Aula #003: Academicismo - Neoclassicismo


Olá, criaturas!

Poderíamos começar nossos estudos a partir da pré-história e seguir uma linha cronológica... mas optei por começar por uma arte mais clássica, mais facilmente compreendida como forma de expressão artística, por ser um momento chave de mudança: o auge da representação mimética da natureza, do processo de individualização do artista e do surgimento das belas artes e por ser o estilo que será substituído pela Arte Moderna, a partir do surgimento da fotografia. Assim, vamos tentar sintetizar os pontos fundamentais do Estilo Neoclássico, que expressou os valores próprios de uma nova e fortalecida burguesia, a qual assumiu a direção da Sociedade européia após a Revolução Francesa e principalmente com o Império de Napoleão.

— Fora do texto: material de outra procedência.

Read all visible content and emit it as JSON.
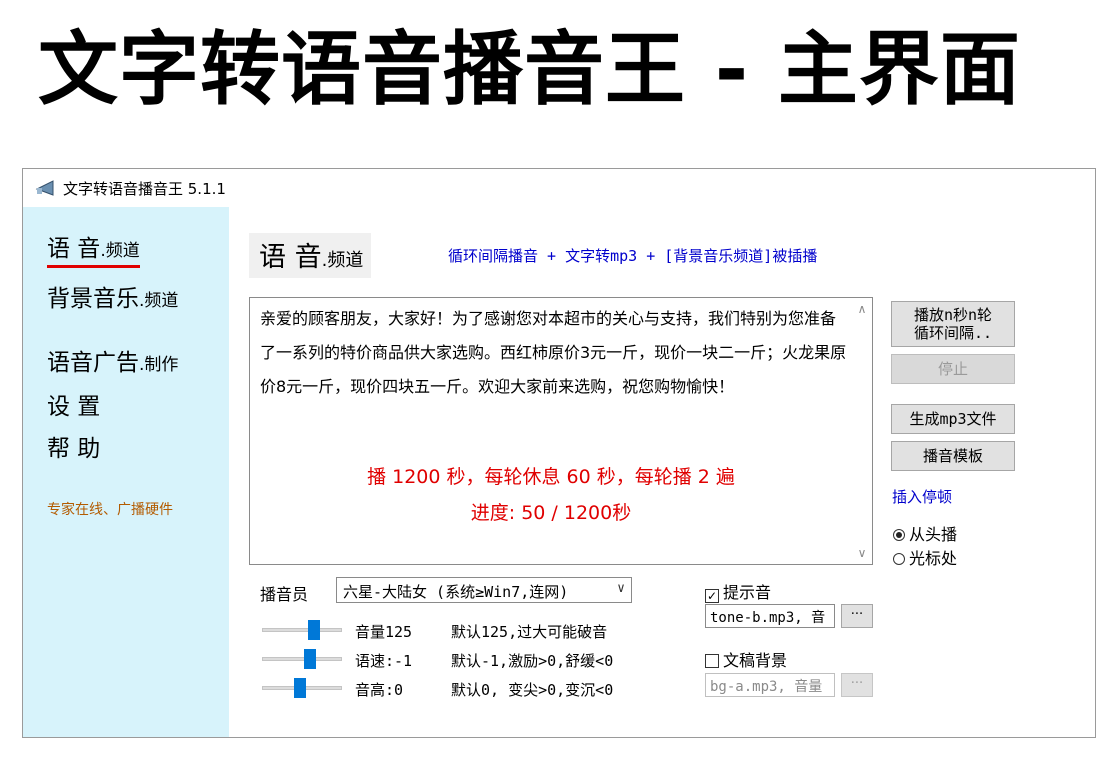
{
  "banner": {
    "title": "文字转语音播音王 - 主界面"
  },
  "window": {
    "title": "文字转语音播音王 5.1.1",
    "icon": "speaker-icon"
  },
  "sidebar": {
    "items": [
      {
        "main": "语 音",
        "sub": ".频道",
        "active": true
      },
      {
        "main": "背景音乐",
        "sub": ".频道"
      },
      {
        "main": "语音广告",
        "sub": ".制作"
      },
      {
        "main": "设 置",
        "sub": ""
      },
      {
        "main": "帮 助",
        "sub": ""
      }
    ],
    "help_sub": "专家在线、广播硬件"
  },
  "main": {
    "title_main": "语 音",
    "title_sub": ".频道",
    "feature_line": "循环间隔播音 + 文字转mp3 + [背景音乐频道]被插播",
    "text": "亲爱的顾客朋友，大家好！为了感谢您对本超市的关心与支持，我们特别为您准备了一系列的特价商品供大家选购。西红柿原价3元一斤，现价一块二一斤；火龙果原价8元一斤，现价四块五一斤。欢迎大家前来选购，祝您购物愉快！",
    "play_info": "播 1200 秒，每轮休息 60 秒，每轮播 2 遍",
    "progress": "进度:  50 / 1200秒"
  },
  "buttons": {
    "play_loop": "播放n秒n轮\n循环间隔..",
    "stop": "停止",
    "gen_mp3": "生成mp3文件",
    "template": "播音模板"
  },
  "insert_pause": "插入停顿",
  "radios": {
    "from_start": "从头播",
    "cursor": "光标处",
    "selected": "from_start"
  },
  "voice": {
    "label": "播音员",
    "selected": "六星-大陆女 (系统≥Win7,连网)",
    "sliders": [
      {
        "name": "音量125",
        "desc": "默认125,过大可能破音",
        "level": 0.68
      },
      {
        "name": "语速:-1",
        "desc": "默认-1,激励>0,舒缓<0",
        "level": 0.62
      },
      {
        "name": "音高:0",
        "desc": "默认0, 变尖>0,变沉<0",
        "level": 0.47
      }
    ]
  },
  "prompt_tone": {
    "label": "提示音",
    "checked": true,
    "value": "tone-b.mp3, 音",
    "browse": "···"
  },
  "bg_doc": {
    "label": "文稿背景",
    "checked": false,
    "value": "bg-a.mp3, 音量",
    "browse": "···"
  }
}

Para entender o Neoclassicismo é necessário:

- Saber diferenciar arte Clássica de Não-clássica, identificar o Neoclassicismo como o início do academicismo - que antecedeu a arte moderna - e estudar suas características.

Características:

- Surgido na Europa no século XVIII e em parte do século XIX, defendia o ressurgimento da arte clássica (grego-romana e renascentista) como modelo de equilíbrio, proporção e clareza.
- A Arte deveria ser aprendida em escolas de arte por meio de regras comunicáveis: o projeto, o desenho de construção, as exatidão geométrica e matemática, a cópia de modelos clássicos.
- Defendiam o resgate da cultura heroica e dos estilos festivos das decorações presentes nos tempos da Roma e da Grécia.
- Escultores como i italiano Antônio Canova, dedicaram-se a representação de imagens mitológicas ou representações heróicas de clérigos, governantes ou pessoas da alta sociedade, através de bustos, estátuas ou grandes conjuntos escultóricos em mausoléus.
- Na pintura, os modelos clássicos passam a representar a sociedade pós Revolução Francesa, seus valores e costumes e a simplicidade dos trajes e decorações da época. Destaque para a pintura de Jacçques-Louis David, pintor da corte de Napoleão, que desenvolveu seu estilo em inúmeras viagens à Itália, e a uma geração de seguidores do novo estilo, criados nas academias de arte, como Jean-Auguste Dominique Ingres e o próprio Debret, que trouxe o estilo para o Brasil.
- A necessidade de construção de novas escolas, hospitais, edifícios públicos, museus, etc. surgida após as revoluções Francesa e Industrial, somaram o estilo racionalista em moda com as ambições da ascendente burguesia, fazendo surgir uma arquitetura elegante e monumental. A arquitetura Neoclássica retoma as escadarias, o frontão triangular e as colunas Gregas, as cúpulas Romanas e as inovações rquitetônicas da Renascença Italiana.
- No Brasil, vemos os ecos do neoclassicismo nas origens do academicismo, após a chegada da Família Real, no século XIX, sobretudo nas obras de grandes artistas, como Nicolas Taunay (1755 – 1830), e Debret (1768 – 1848).
- Podemos ver algumas obras da arquitetura Neoclássica por aqui, como a antiga Alfândega, que hoje é a Casa França-Brasil, e o Solar Grandjean de Montigny. O estilo perdurou na moda até o início do século XX e influenciou uma geração de arquitetos como Ramos de Azevedo, que abusou do estilo em construções como a Pinacoteca do Estado e o Teatro Municipal de São Paulo.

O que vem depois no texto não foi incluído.